The present study suffers from some limitations. Firstly, the study comprised a very small sample size, which, however, was enough to demonstrate significant and independent associations, likely due to the high prevalence of the disorders under investigation in women with chronic SCI. Secondly, a representativeness bias could result from the relatively advanced age of the study population, albeit counterbalanced by the exclusion of menopausal women. It should be recalled that, under an epidemiological point of view, the older age of women compared to men with SCI would reflect gender differences in the prevalent etiologies: traumatic causes being more common in young males and the degenerative/vascular ones, peculiar to senescence, in females. Accordingly, in our series, a degenerative/vascular SCI was overall exhibited by 60.7% of women. As another major flaw, although the use of antidepressant drugs was recorded, no specific psychometric tools were used to assess psychological and sexual-related distress, which could play a pivotal role in promoting and worsening FSD. Finally, specific limitations are inherent in the FSFI, although it represents the customary tool for assessing FSD and it has already been used also in people with SCI [30, 31]. In particular, no shared cut-off points for the lubrication domain exist, and a score less than 3.6 on the FSFI lubrication sub-scale, here used to identify women with impaired vaginal lubrication, has been proposed but not validated by Jiann et al. only in the general population [16]. The assessment of vascular bed by objective methods, such as vaginal plethysmograph or clitorideal color-Doppler ultrasound, would have enabled us to prove the impairment of genital excitement, thus corroborating the FSFI results. Interestingly, it has been previously reported that clitoral vascular resistance is positively associated with MetS, decreased sexual arousal, body image concerns, and increased somatized anxiety symptoms in able-bodied women [29]. Unfortunately, such an approach is not available at our center.

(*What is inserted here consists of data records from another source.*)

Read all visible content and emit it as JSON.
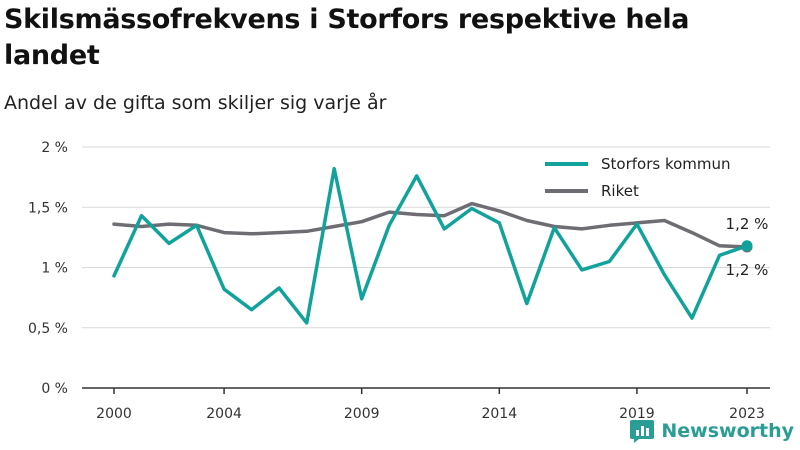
{
  "title": "Skilsmässofrekvens i Storfors respektive hela landet",
  "subtitle": "Andel av de gifta som skiljer sig varje år",
  "brand": "Newsworthy",
  "colors": {
    "storfors": "#11a39b",
    "riket": "#6e6d73",
    "grid": "#d9d9d9",
    "axis": "#333333"
  },
  "chart_data": {
    "type": "line",
    "title": "Skilsmässofrekvens i Storfors respektive hela landet",
    "subtitle": "Andel av de gifta som skiljer sig varje år",
    "xlabel": "",
    "ylabel": "",
    "x": [
      2000,
      2001,
      2002,
      2003,
      2004,
      2005,
      2006,
      2007,
      2008,
      2009,
      2010,
      2011,
      2012,
      2013,
      2014,
      2015,
      2016,
      2017,
      2018,
      2019,
      2020,
      2021,
      2022,
      2023
    ],
    "x_ticks": [
      {
        "value": 2000,
        "label": "2000"
      },
      {
        "value": 2004,
        "label": "2004"
      },
      {
        "value": 2009,
        "label": "2009"
      },
      {
        "value": 2014,
        "label": "2014"
      },
      {
        "value": 2019,
        "label": "2019"
      },
      {
        "value": 2023,
        "label": "2023"
      }
    ],
    "y_ticks": [
      {
        "value": 0,
        "label": "0 %"
      },
      {
        "value": 0.5,
        "label": "0,5 %"
      },
      {
        "value": 1,
        "label": "1 %"
      },
      {
        "value": 1.5,
        "label": "1,5 %"
      },
      {
        "value": 2,
        "label": "2 %"
      }
    ],
    "ylim": [
      0,
      2
    ],
    "grid": true,
    "legend_position": "top-right",
    "series": [
      {
        "name": "Storfors kommun",
        "color_key": "storfors",
        "values": [
          0.93,
          1.43,
          1.2,
          1.35,
          0.82,
          0.65,
          0.83,
          0.54,
          1.82,
          0.74,
          1.35,
          1.76,
          1.32,
          1.49,
          1.37,
          0.7,
          1.33,
          0.98,
          1.05,
          1.36,
          0.94,
          0.58,
          1.1,
          1.18
        ]
      },
      {
        "name": "Riket",
        "color_key": "riket",
        "values": [
          1.36,
          1.34,
          1.36,
          1.35,
          1.29,
          1.28,
          1.29,
          1.3,
          1.34,
          1.38,
          1.46,
          1.44,
          1.43,
          1.53,
          1.47,
          1.39,
          1.34,
          1.32,
          1.35,
          1.37,
          1.39,
          1.29,
          1.18,
          1.17
        ]
      }
    ],
    "end_labels": [
      {
        "series": "Storfors kommun",
        "text": "1,2 %"
      },
      {
        "series": "Riket",
        "text": "1,2 %"
      }
    ]
  }
}
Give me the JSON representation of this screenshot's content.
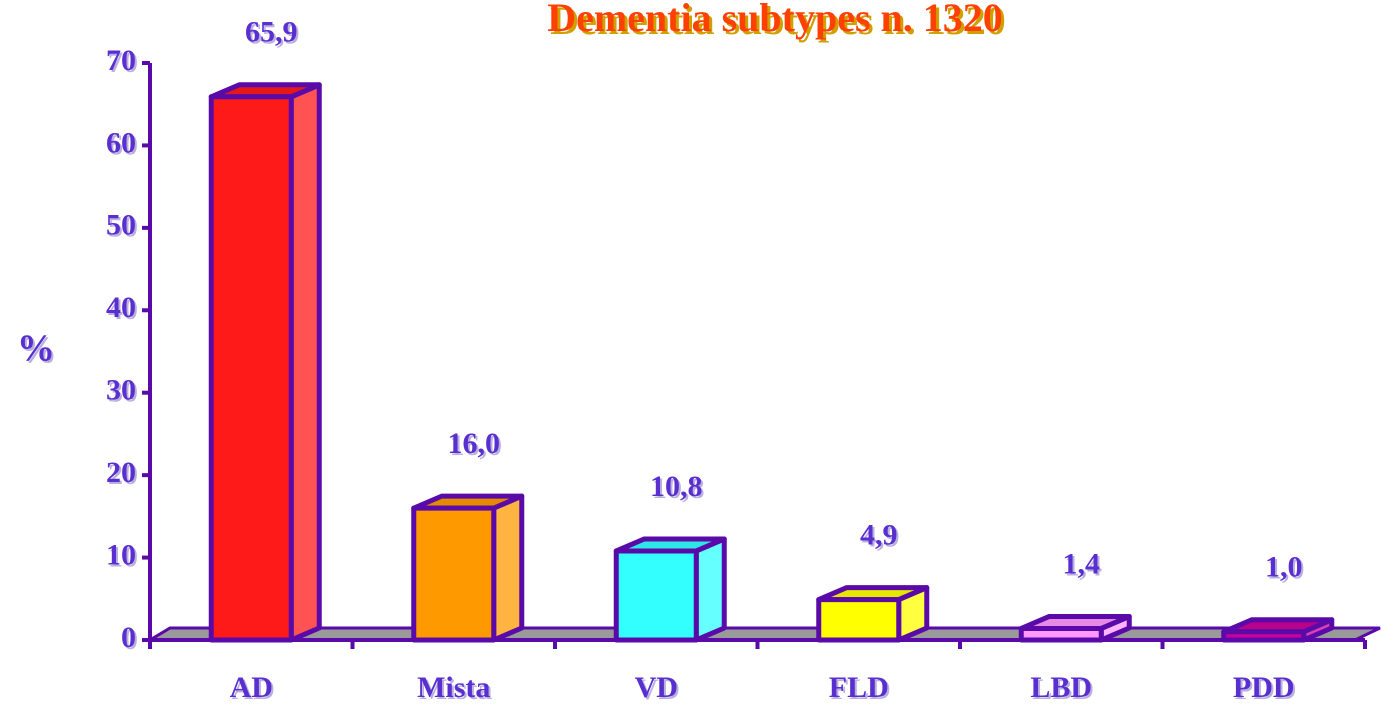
{
  "chart_data": {
    "type": "bar3d",
    "title": "Dementia subtypes  n. 1320",
    "ylabel": "%",
    "categories": [
      "AD",
      "Mista",
      "VD",
      "FLD",
      "LBD",
      "PDD"
    ],
    "values": [
      65.9,
      16.0,
      10.8,
      4.9,
      1.4,
      1.0
    ],
    "value_labels": [
      "65,9",
      "16,0",
      "10,8",
      "4,9",
      "1,4",
      "1,0"
    ],
    "colors": [
      "#ff1a1a",
      "#ff9900",
      "#33ffff",
      "#ffff00",
      "#ff99ff",
      "#cc0099"
    ],
    "ylim": [
      0,
      70
    ],
    "yticks": [
      0,
      10,
      20,
      30,
      40,
      50,
      60,
      70
    ]
  }
}
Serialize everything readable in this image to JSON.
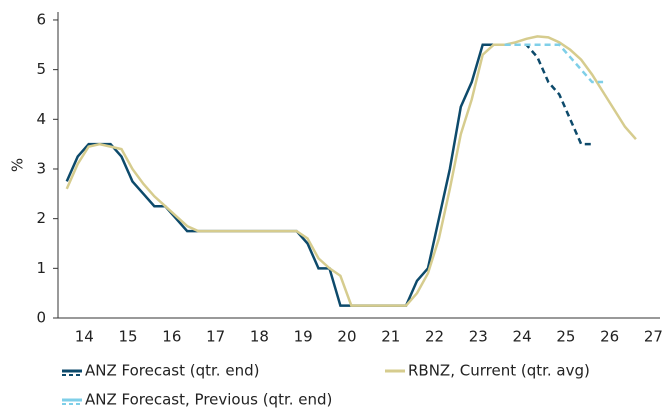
{
  "chart_data": {
    "type": "line",
    "y_label": "%",
    "xlim": [
      13.4,
      27.15
    ],
    "ylim": [
      0,
      6.1
    ],
    "xticks": [
      14,
      15,
      16,
      17,
      18,
      19,
      20,
      21,
      22,
      23,
      24,
      25,
      26,
      27
    ],
    "yticks": [
      0,
      1,
      2,
      3,
      4,
      5,
      6
    ],
    "legend": "bottom",
    "forecast_start": 23.6,
    "series": [
      {
        "name": "ANZ Forecast (qtr. end)",
        "color": "#0d4a6b",
        "style": "solid-then-dashed",
        "x": [
          13.6,
          13.85,
          14.1,
          14.35,
          14.6,
          14.85,
          15.1,
          15.35,
          15.6,
          15.85,
          16.1,
          16.35,
          16.6,
          16.85,
          17.1,
          17.35,
          17.6,
          17.85,
          18.1,
          18.35,
          18.6,
          18.85,
          19.1,
          19.35,
          19.6,
          19.85,
          20.1,
          20.35,
          20.6,
          20.85,
          21.1,
          21.35,
          21.6,
          21.85,
          22.1,
          22.35,
          22.6,
          22.85,
          23.1,
          23.35,
          23.6,
          23.85,
          24.1,
          24.35,
          24.6,
          24.85,
          25.1,
          25.35,
          25.6
        ],
        "values": [
          2.75,
          3.25,
          3.5,
          3.5,
          3.5,
          3.25,
          2.75,
          2.5,
          2.25,
          2.25,
          2.0,
          1.75,
          1.75,
          1.75,
          1.75,
          1.75,
          1.75,
          1.75,
          1.75,
          1.75,
          1.75,
          1.75,
          1.5,
          1.0,
          1.0,
          0.25,
          0.25,
          0.25,
          0.25,
          0.25,
          0.25,
          0.25,
          0.75,
          1.0,
          2.0,
          3.0,
          4.25,
          4.75,
          5.5,
          5.5,
          5.5,
          5.5,
          5.5,
          5.25,
          4.75,
          4.5,
          4.0,
          3.5,
          3.5
        ]
      },
      {
        "name": "RBNZ, Current (qtr. avg)",
        "color": "#d6cc8e",
        "style": "solid",
        "x": [
          13.6,
          13.85,
          14.1,
          14.35,
          14.6,
          14.85,
          15.1,
          15.35,
          15.6,
          15.85,
          16.1,
          16.35,
          16.6,
          16.85,
          17.1,
          17.35,
          17.6,
          17.85,
          18.1,
          18.35,
          18.6,
          18.85,
          19.1,
          19.35,
          19.6,
          19.85,
          20.1,
          20.35,
          20.6,
          20.85,
          21.1,
          21.35,
          21.6,
          21.85,
          22.1,
          22.35,
          22.6,
          22.85,
          23.1,
          23.35,
          23.6,
          23.85,
          24.1,
          24.35,
          24.6,
          24.85,
          25.1,
          25.35,
          25.6,
          25.85,
          26.1,
          26.35,
          26.6
        ],
        "values": [
          2.6,
          3.1,
          3.45,
          3.5,
          3.45,
          3.4,
          3.0,
          2.7,
          2.45,
          2.25,
          2.05,
          1.85,
          1.75,
          1.75,
          1.75,
          1.75,
          1.75,
          1.75,
          1.75,
          1.75,
          1.75,
          1.75,
          1.6,
          1.2,
          1.0,
          0.85,
          0.25,
          0.25,
          0.25,
          0.25,
          0.25,
          0.25,
          0.5,
          0.9,
          1.6,
          2.6,
          3.7,
          4.4,
          5.3,
          5.5,
          5.5,
          5.55,
          5.62,
          5.67,
          5.65,
          5.55,
          5.4,
          5.2,
          4.9,
          4.55,
          4.2,
          3.85,
          3.6
        ]
      },
      {
        "name": "ANZ Forecast, Previous (qtr. end)",
        "color": "#7fcfe8",
        "style": "dashed",
        "x": [
          23.6,
          23.85,
          24.1,
          24.35,
          24.6,
          24.85,
          25.1,
          25.35,
          25.6,
          25.85
        ],
        "values": [
          5.5,
          5.5,
          5.5,
          5.5,
          5.5,
          5.5,
          5.25,
          5.0,
          4.75,
          4.75
        ]
      }
    ]
  }
}
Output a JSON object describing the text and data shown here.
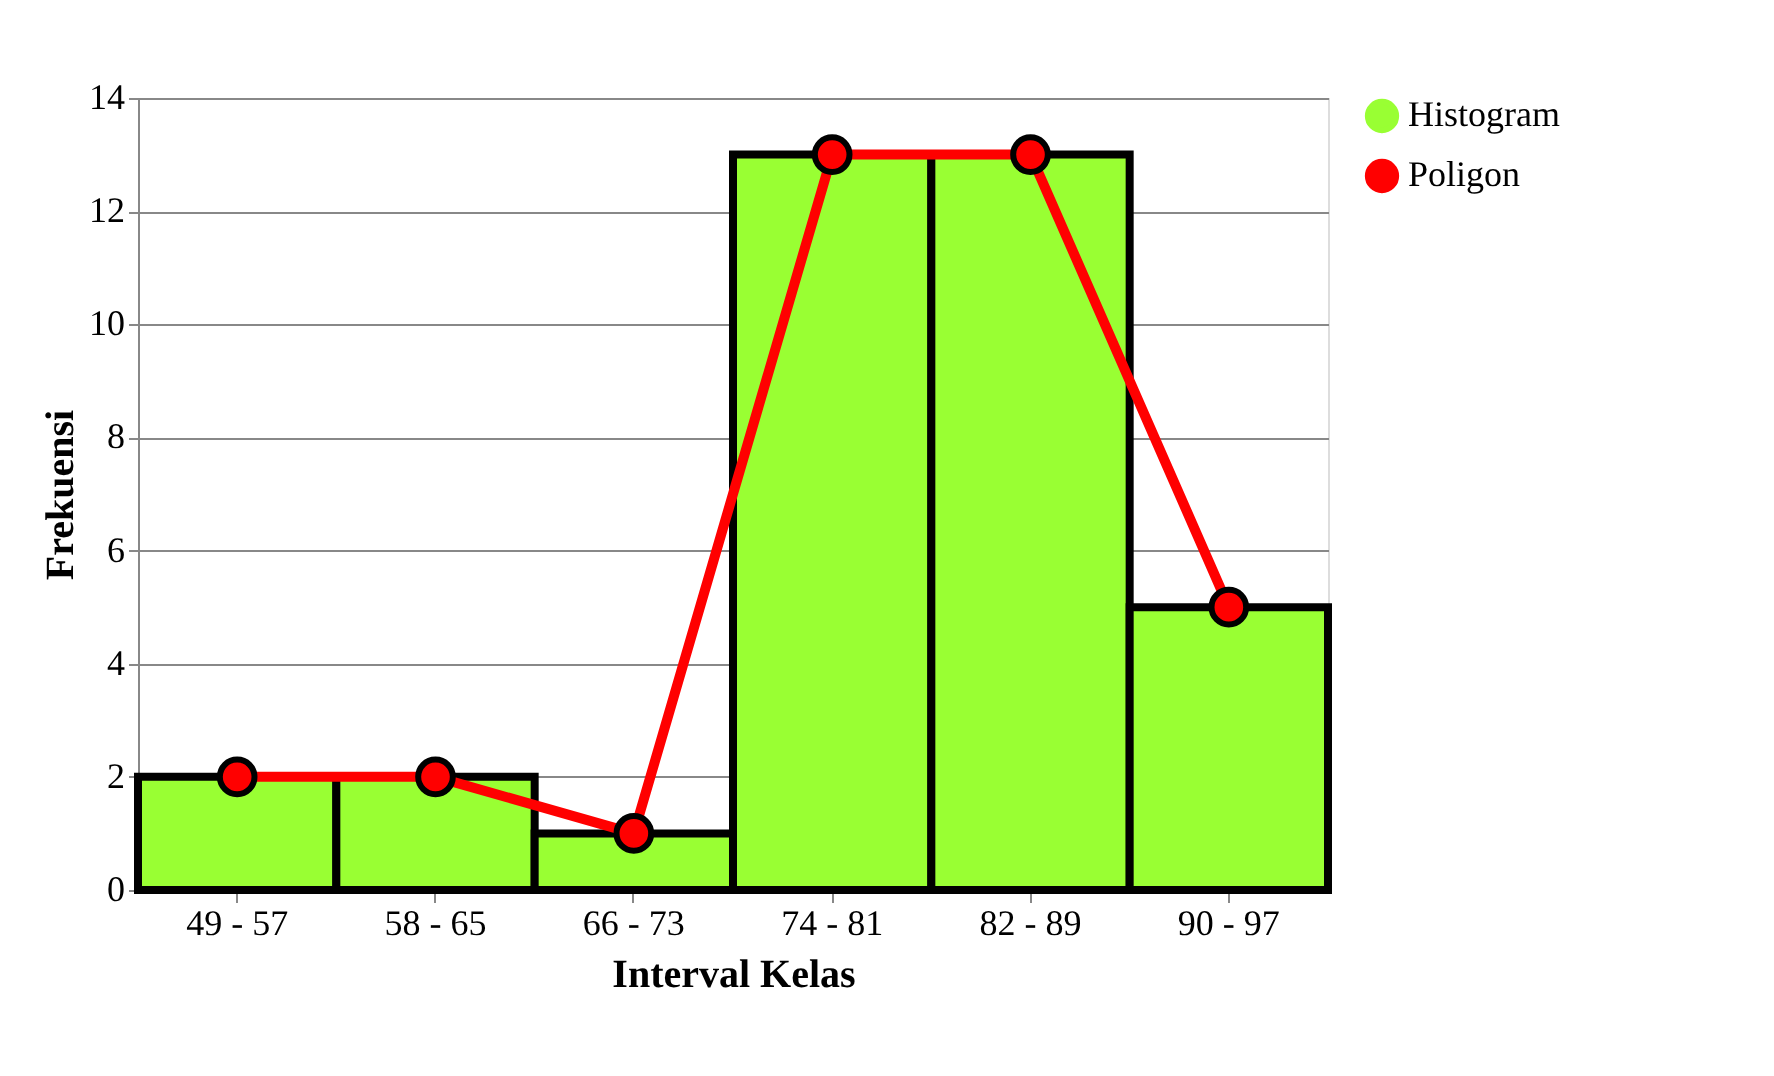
{
  "chart_data": {
    "type": "bar",
    "xlabel": "Interval Kelas",
    "ylabel": "Frekuensi",
    "categories": [
      "49 - 57",
      "58 - 65",
      "66 - 73",
      "74 - 81",
      "82 - 89",
      "90 - 97"
    ],
    "series": [
      {
        "name": "Histogram",
        "color": "#99ff33",
        "values": [
          2,
          2,
          1,
          13,
          13,
          5
        ]
      },
      {
        "name": "Poligon",
        "type": "line",
        "color": "#ff0000",
        "values": [
          2,
          2,
          1,
          13,
          13,
          5
        ]
      }
    ],
    "ylim": [
      0,
      14
    ],
    "yticks": [
      0,
      2,
      4,
      6,
      8,
      10,
      12,
      14
    ],
    "grid": "y",
    "legend": "right",
    "marker": "circle"
  }
}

In conclusion, the results of the present study show that in women with chronic SCI, the presence of MetS was associated with a 3.1-fold increased odd of having vaginal hypolubrication irrespective of the level of the lesion. In this scenario, FSD could require a multidisciplinary approach to identify and manage underlying modifiable cardiovascular risk factors. Indeed, further prospective studies are warranted to clarify the cause-effect relationships and to explore whether an intervention on the metabolic profile in this population could result in an improved vaginal lubrication and overall sexual function.